Sabugo, quase um sabugo
Um sabugo é apenas uma espiga de milho nua e sem grãos. Se muitos, coisa, lixo para os adultos; aos meninos já crescidos, sinal das festas juninas. Mas para as crianças de então, um precioso brinquedo: se quadrado, toras de madeira para se brincar de curral, onde ficavam, como bois, caroços de milho, lagartas verdes ou marrons; se roliços, com as pernas de palito, compridos cavalos para pastorearem o gado. Brinquedos eram assim, sem comercialização das coisas de plástico, nem das invencionices tecnológicas, movimentadas pela energia das pilhas; brincava-se com a natureza, como se fosse bichos, gente, costumes, com as coisas mais simples.
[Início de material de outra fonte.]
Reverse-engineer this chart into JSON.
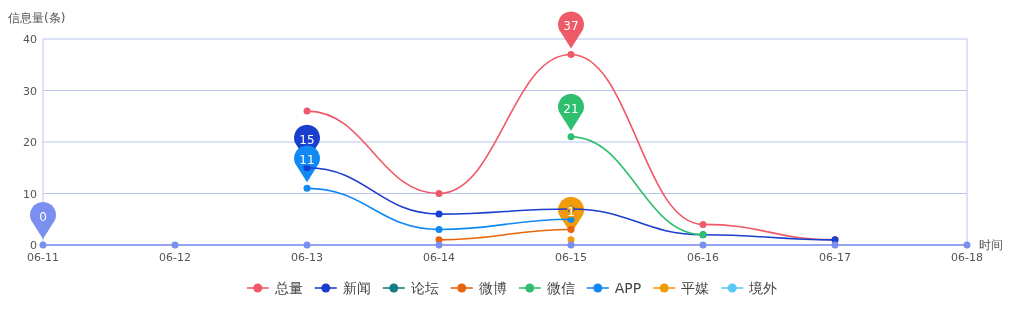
{
  "chart_data": {
    "type": "line",
    "ylabel": "信息量(条)",
    "xlabel": "时间",
    "categories": [
      "06-11",
      "06-12",
      "06-13",
      "06-14",
      "06-15",
      "06-16",
      "06-17",
      "06-18"
    ],
    "ylim": [
      0,
      40
    ],
    "yticks": [
      0,
      10,
      20,
      30,
      40
    ],
    "grid": "y",
    "legend": "bottom",
    "marker": "circle",
    "line_style": "solid",
    "series": [
      {
        "name": "总量",
        "color": "#ee5a68",
        "values": [
          null,
          null,
          26,
          10,
          37,
          4,
          1,
          null
        ],
        "value_labels": [
          null,
          null,
          null,
          null,
          "37",
          null,
          null,
          null
        ]
      },
      {
        "name": "新闻",
        "color": "#1a3fcf",
        "values": [
          null,
          null,
          15,
          6,
          7,
          2,
          1,
          null
        ],
        "value_labels": [
          null,
          null,
          "15",
          null,
          null,
          null,
          null,
          null
        ]
      },
      {
        "name": "论坛",
        "color": "#137e82",
        "values": [
          null,
          null,
          null,
          null,
          null,
          null,
          null,
          null
        ]
      },
      {
        "name": "微博",
        "color": "#e8650c",
        "values": [
          null,
          null,
          null,
          1,
          3,
          null,
          null,
          null
        ]
      },
      {
        "name": "微信",
        "color": "#2fbf6e",
        "values": [
          null,
          null,
          null,
          null,
          21,
          2,
          null,
          null
        ],
        "value_labels": [
          null,
          null,
          null,
          null,
          "21",
          null,
          null,
          null
        ]
      },
      {
        "name": "APP",
        "color": "#1189f5",
        "values": [
          null,
          null,
          11,
          3,
          5,
          null,
          null,
          null
        ],
        "value_labels": [
          null,
          null,
          "11",
          null,
          null,
          null,
          null,
          null
        ]
      },
      {
        "name": "平媒",
        "color": "#f09a0c",
        "values": [
          null,
          null,
          null,
          null,
          1,
          null,
          null,
          null
        ],
        "value_labels": [
          null,
          null,
          null,
          null,
          "1",
          null,
          null,
          null
        ]
      },
      {
        "name": "境外",
        "color": "#5ac8f5",
        "values": [
          null,
          null,
          null,
          null,
          null,
          null,
          null,
          null
        ]
      },
      {
        "color": "#7a8ff0",
        "values": [
          0,
          0,
          0,
          0,
          0,
          0,
          0,
          0
        ],
        "value_labels": [
          "0",
          null,
          null,
          null,
          null,
          null,
          null,
          null
        ]
      }
    ]
  }
}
Os senhores de terra contemplavam, no milharal, as centenas de mãos de milho que levariam às feiras, aos cuidados dos matutos que plantavam, colhiam, ensacavam e vendiam para entregar o dinheiro ao patrão, cuja mulher, ao lado, dizia: “Esse ano, vai ter muita pamonha, canjica e milho assado na fogueira”. A fantasia das crianças estava no que estava escondido dentro do milho, debaixo de cada palha, por trás dos verdes grãos: o sabugo. Já as meninas imaginavam, nos já pendurados cabelos da espiga, suas bonecas. Eram brincadeiras sazonais, como as plantações de milho e as festas juninas, repetindo suas tradições: novenas, fogueiras, quadrilhas e bailes animados pelo “verdadeiro” forró.
“Quando eu era menino” é belo livro, do cronista Rubem Alves. Também com esses termos, o leitor poderá resgatar a memória dessa feliz fase da sua vida. Lembro Zilda cortando com a peixeira o milho e entregando-nos o sabugo e minha mãe costurando a saudável palha para cozinhar o coado milho moído. Hoje, usam-se saquinhos cancerígenos de plástico. Recordo: o sabugo era o querido sabugo... Era o centro das nossas atenções, nesse mundo que o arrodeava, também cheio de folclore. Na maravilhosa simplicidade das crianças, havia poésis, comparada pelo poeta Fernando Pessoa: “Grande é a poesia, a bondade e as danças, mas a coisa melhor do mundo são as crianças”.